Das Judenweib trat näher und streckte den Arm wieder aus.

Die junge Frau konnte sich nicht enthalten, einen Blick auf die Adresse zu werfen. Da zuckte sie plötzlich zusammen, riß der Alten den Brief aus der Hand, und starrte die scharfen Schriftzüge an. Dann zerbrach sie hastig das Siegel und überflog die Zeilen. Wie bestürzt legte sie das Papier auf den Schreibtisch, ergriff ihre Börse, holte ein Goldstück heraus, und gab es der Jüdin.

„Der Mann mit eisgrauem Haare hat Recht, sagte sie in gewaltsamer Fassung; hier ist der Botenlohn, den er Ihnen versprochen. Sollten Sie ihn zufällig wiedersehen, so sagen Sie ihm, ich würde meinen Mann von dem in Kenntniß setzen, was mir sein lange erwarteter Brief mittheilt.“

„O ich wußte es wohl,“ rief froh das Judenweib; „ein so alter, würdiger Mann konnte sich keinen Spaß mit mir erlauben. Gott grüße Sie, liebe Madame Soltau! Werde Ihren Auftrag ausrichten, wenn ich den Mann wiedersehe!“

Das Goldstück betrachtend, verließ die Alte das Zimmer.
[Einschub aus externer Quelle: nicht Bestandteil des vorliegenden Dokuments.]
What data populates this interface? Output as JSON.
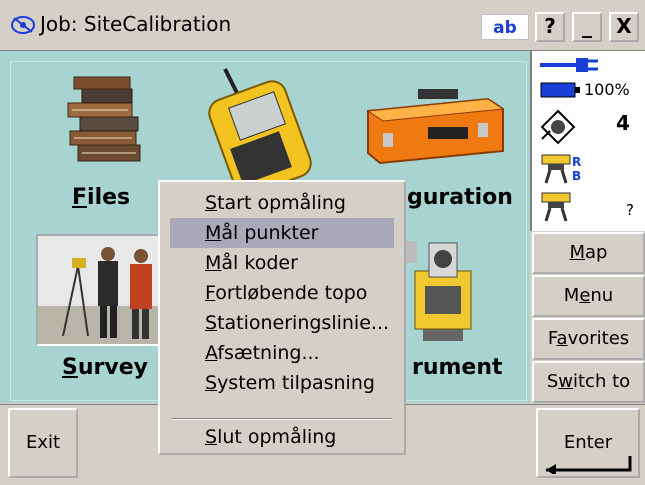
{
  "titlebar": {
    "title": "Job: SiteCalibration",
    "ime": "ab",
    "help_label": "?",
    "minimize_label": "_",
    "close_label": "X"
  },
  "tiles": {
    "files": {
      "pre": "",
      "accel": "F",
      "post": "iles"
    },
    "configuration": {
      "text": "guration"
    },
    "survey": {
      "pre": "",
      "accel": "S",
      "post": "urvey"
    },
    "instrument": {
      "text": "rument"
    }
  },
  "status": {
    "battery_percent": "100%",
    "satellites": "4",
    "receiver_r": "R",
    "receiver_b": "B",
    "unknown": "?"
  },
  "side_buttons": {
    "map": {
      "accel": "M",
      "post": "ap"
    },
    "menu": {
      "pre": "M",
      "accel": "e",
      "post": "nu"
    },
    "favorites": {
      "pre": "F",
      "accel": "a",
      "post": "vorites"
    },
    "switch_to": {
      "pre": "S",
      "accel": "w",
      "post": "itch to"
    }
  },
  "bottom": {
    "exit_label": "Exit",
    "enter_label": "Enter"
  },
  "context_menu": {
    "items": [
      {
        "accel": "S",
        "post": "tart opmåling"
      },
      {
        "accel": "M",
        "post": "ål punkter"
      },
      {
        "accel": "M",
        "post": "ål koder"
      },
      {
        "accel": "F",
        "post": "ortløbende topo"
      },
      {
        "accel": "S",
        "post": "tationeringslinie..."
      },
      {
        "accel": "A",
        "post": "fsætning..."
      },
      {
        "accel": "S",
        "post": "ystem tilpasning"
      },
      {
        "accel": "S",
        "post": "lut opmåling"
      }
    ]
  }
}
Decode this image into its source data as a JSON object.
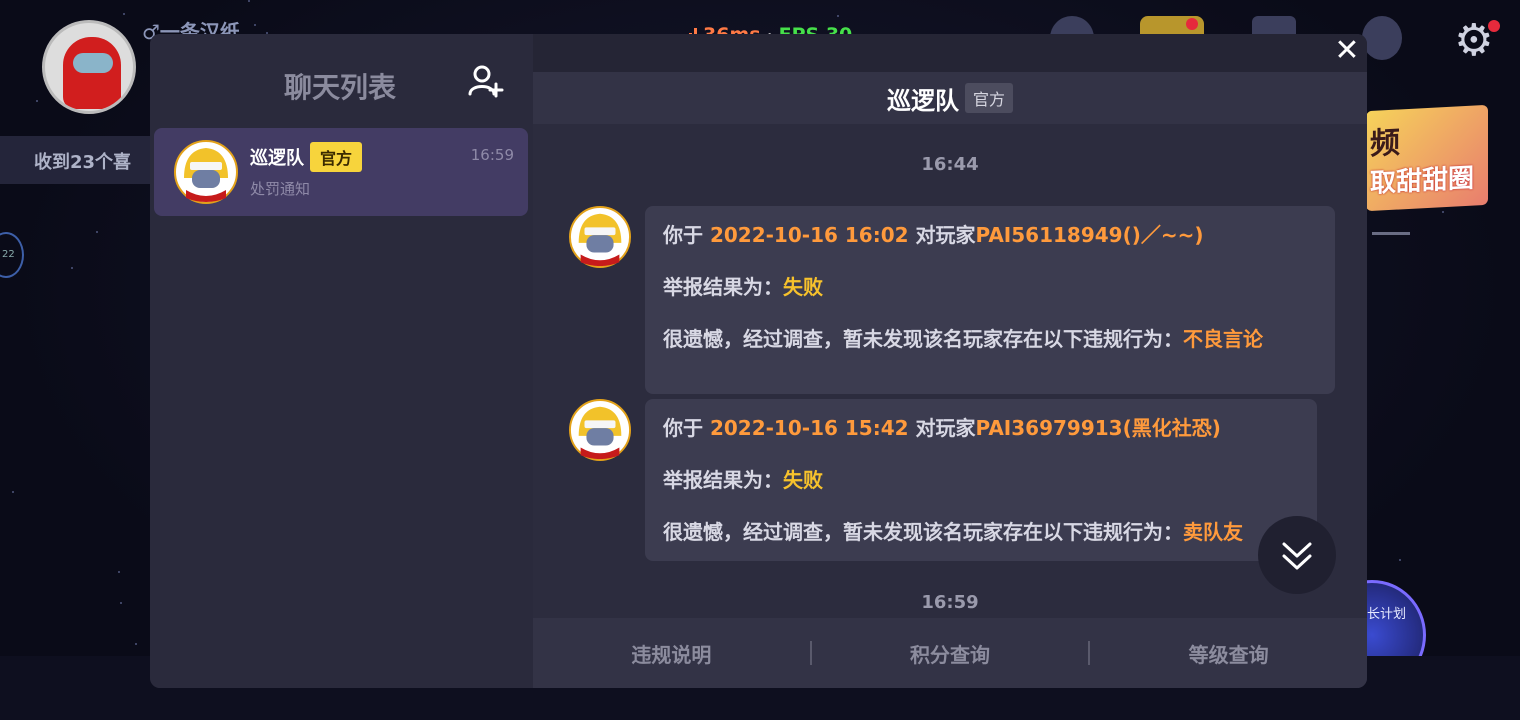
{
  "background": {
    "username": "♂一条汉纸",
    "received_text": "收到23个喜",
    "level_badge": "22",
    "banner_line1": "频",
    "banner_line2": "取甜甜圈",
    "badge_text": "长计划"
  },
  "net_status": {
    "ping": "36ms",
    "separator": "·",
    "fps": "FPS 30",
    "ping_color": "#ff7a45",
    "fps_color": "#46e04a"
  },
  "chat_list": {
    "title": "聊天列表",
    "add_friend_icon": "add-user-icon",
    "items": [
      {
        "name": "巡逻队",
        "badge": "官方",
        "time": "16:59",
        "preview": "处罚通知"
      }
    ]
  },
  "conversation": {
    "header_name": "巡逻队",
    "header_badge": "官方",
    "close_icon": "close-icon",
    "timestamps": [
      "16:44",
      "16:59"
    ],
    "messages": [
      {
        "line1_prefix": "你于",
        "line1_date": "2022-10-16 16:02",
        "line1_mid": "对玩家",
        "line1_player": "PAI56118949()／~~)",
        "line2_label": "举报结果为：",
        "line2_result": "失败",
        "line3_text": "很遗憾，经过调查，暂未发现该名玩家存在以下违规行为：",
        "line3_violation": "不良言论"
      },
      {
        "line1_prefix": "你于",
        "line1_date": "2022-10-16 15:42",
        "line1_mid": "对玩家",
        "line1_player": "PAI36979913(黑化社恐)",
        "line2_label": "举报结果为：",
        "line2_result": "失败",
        "line3_text": "很遗憾，经过调查，暂未发现该名玩家存在以下违规行为：",
        "line3_violation": "卖队友"
      }
    ],
    "footer": [
      "违规说明",
      "积分查询",
      "等级查询"
    ]
  },
  "colors": {
    "accent_orange": "#ff9a3c",
    "result_yellow": "#f7c22c",
    "official_badge_yellow": "#f7d43c",
    "selected_item": "#433c64"
  }
}
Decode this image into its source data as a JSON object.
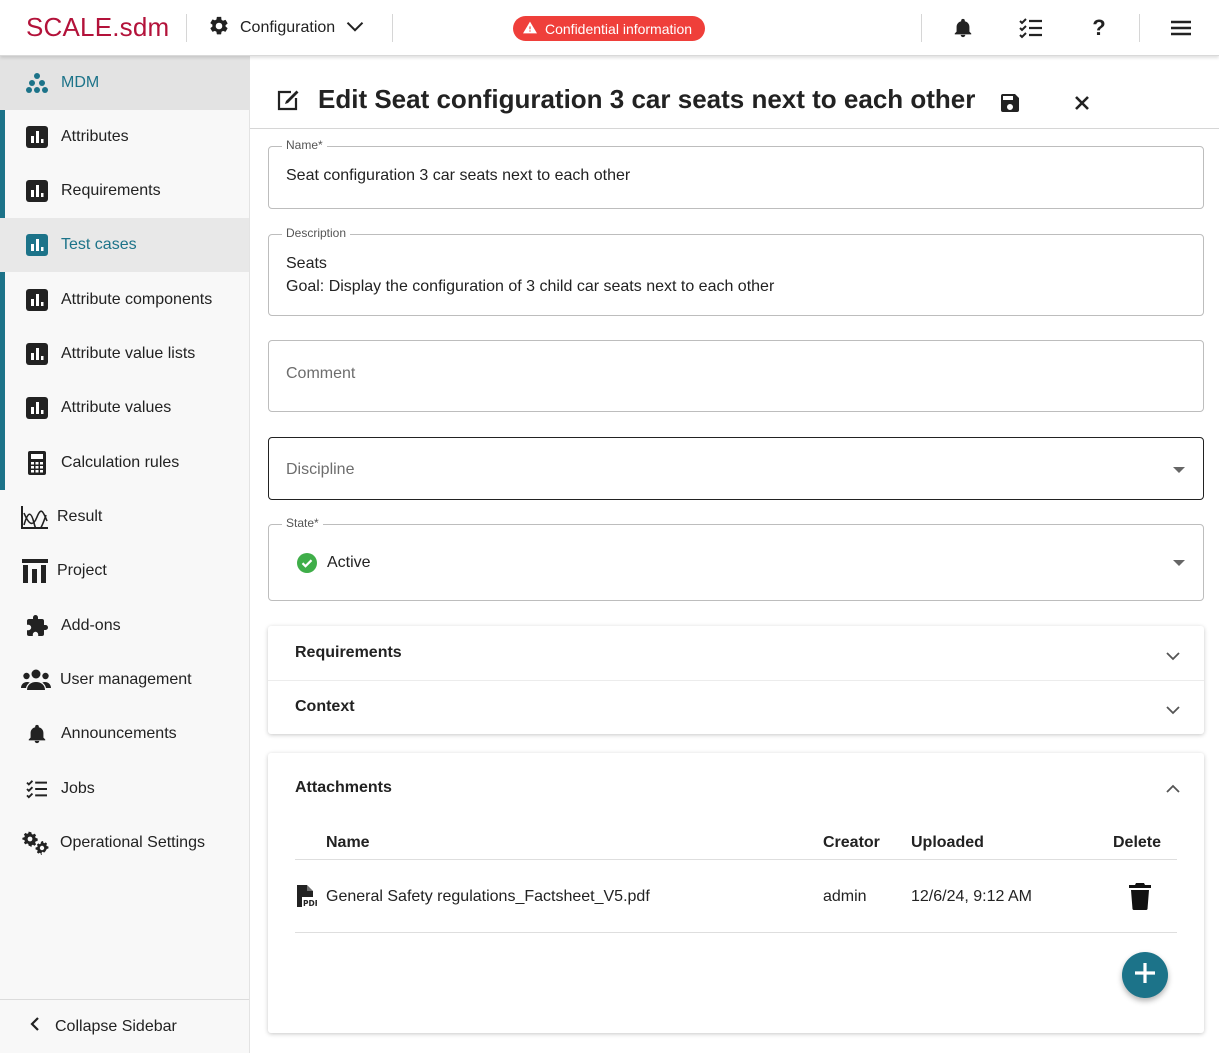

Kaum hatte sie sich entfernt, als Henriette die Thür schloß, den Brief wieder ergriff und zu lesen begann. In ihrem schönen Gesichte malten sich zuerst Bestürzung, dann Ueberraschung und endlich ein wehmüthiger Schmerz – sie brach in Thränen aus. Drei, vier Mal las sie den Brief, dann verbrannte sie ihn über der Flamme eines Wachsstocks, den sie mit bebender Hand angezündet, und warf die Asche durch das offene Fenster, daß der Wind sie zerstreute. Nachdem sie einige Minuten auf und abgegangen, um sich zu sammeln, erschloß sie die Thür wieder und setzte sich ruhig an ihren Stickrahmen. Als Soltau eine Stunde später eintrat, zeigte ihr schönes Gesicht keine Spur mehr von der heftigen Gemüthsbewegung.

V.
Auf dem Balle.

Es war im November, in der Zeit, wo Hamburg in Regen und Nebel eingehüllt ist. Soltau hatte unerhörtes Glück in allen seinen Unternehmungen gehabt; es schien, als ob ein besonderer Schutzgeist über seinem Bankhause wachte. Die sich immer noch häufenden Geschäfte hatten eine Vermehrung des Comptoirpersonals nöthig gemacht: statt drei Commis sah man jetzt neun an eleganten Bureaux arbeiten. Ludwig Lambert, der seit dem ersten Tage des Bestehens der Firma dem Hause angehörte, nahm die geachtetste Stellung ein, ihn, und dem alten Kassirer Lorenz überließ Soltau die Leitung des Comptoirs, wenn ihn die großen Unternehmungen in andere Kreise zogen. Die Zeit des schnell reich gewordenen Banquiers war dergestalt in Anspruch genommen, daß nothwendig eine Aenderung in dem häuslichen Leben der beiden Gatten vorgehen mußte. Soltau sah seine Gattin nur des Mittags bei Tische und selten des Abends, denn er war gezwungen, die Cirkel seiner zahlreichen Geschäftsfreunde zu besuchen, die ihn mit Einladungen bestürmten. Henriette war intelligent genug, um die Nothwendigkeit dieser Veränderung einzusehen; sie zürnte deshalb nicht, sie schien vielmehr ihre Zärtlichkeiten zu verdoppeln, um einen Ersatz für die Beschränkung der Zeit zu haben.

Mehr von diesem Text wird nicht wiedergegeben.